Rarity: At 20, you didn't forecast the job you actually have. You couldn't have. You didn't know it existed, or why it would matter, or how you'd get there. The specific sequence of events that led to it was outside your expectations.

Extreme Impact: Your career determines decades of your life. It shapes your income, your relationships, your daily experience, your self-image. It determines where you live, who you know, what you're good at. Few things have more impact on a human life than career.

Retrospective Predictability: Now you can explain it. You were always interested in this field. You were in the right place at the right time. It makes sense looking backward. But it didn't make sense looking forward. The narrative now makes it seem inevitable; it wasn't.

This is the Black Swan operating at the level of individual lives. The thing that mattered most—your career, the person you married, the city you live in, the money you made—came through a chain of accidents you couldn't have predicted.

The Pattern

Look at these five examples and you see something consistent: in each case, the normal was irrelevant, and the outlier changed everything.

Before each Black Swan occurred, smart, informed people were thinking about the world according to their existing models. The model worked fine until it didn't. The event that mattered most was the event that didn't fit the model.

And in each case, after it occurred, the event seems obvious. We construct stories that make it look inevitable. We point to facts that could have warned us. But those facts were invisible before the event—not because we weren't looking, but because the signal and noise were indistinguishable until the event separated them.

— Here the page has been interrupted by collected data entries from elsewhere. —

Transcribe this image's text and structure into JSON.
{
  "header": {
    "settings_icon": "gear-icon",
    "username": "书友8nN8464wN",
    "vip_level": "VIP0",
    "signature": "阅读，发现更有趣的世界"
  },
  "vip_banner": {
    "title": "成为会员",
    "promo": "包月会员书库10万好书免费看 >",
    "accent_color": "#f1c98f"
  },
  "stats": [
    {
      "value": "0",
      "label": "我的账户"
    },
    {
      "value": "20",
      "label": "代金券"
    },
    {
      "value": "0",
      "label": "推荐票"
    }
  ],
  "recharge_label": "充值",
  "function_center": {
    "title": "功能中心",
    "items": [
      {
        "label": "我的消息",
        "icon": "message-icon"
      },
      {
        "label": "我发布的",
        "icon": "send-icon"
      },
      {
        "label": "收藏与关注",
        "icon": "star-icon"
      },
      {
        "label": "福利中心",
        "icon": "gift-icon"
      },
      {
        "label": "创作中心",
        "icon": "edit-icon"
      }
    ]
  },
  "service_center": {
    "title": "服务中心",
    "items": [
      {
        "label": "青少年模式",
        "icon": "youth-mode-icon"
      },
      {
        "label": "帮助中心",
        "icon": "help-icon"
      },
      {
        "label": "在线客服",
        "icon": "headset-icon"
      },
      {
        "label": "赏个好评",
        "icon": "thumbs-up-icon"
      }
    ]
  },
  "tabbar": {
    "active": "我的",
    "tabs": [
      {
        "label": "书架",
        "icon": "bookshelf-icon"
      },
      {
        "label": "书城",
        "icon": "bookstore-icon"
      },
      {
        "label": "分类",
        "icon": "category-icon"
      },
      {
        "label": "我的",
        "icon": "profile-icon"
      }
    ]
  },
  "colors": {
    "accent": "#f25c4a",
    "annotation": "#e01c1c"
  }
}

This is what Taleb means when he says a small number of Black Swans explain almost everything that happens. The ordinary, the expected, the statistically probable—these shape the baseline. But the outliers, the events that were outside the model, the surprises that in retrospect seem inevitable—these are what actually drive history.

The question is not "can I predict Black Swans?" The answer is no—by definition, they're outside expectation.

The question is "how do I position myself so that when Black Swans arrive, I'm in a position to benefit from them or defend against them?"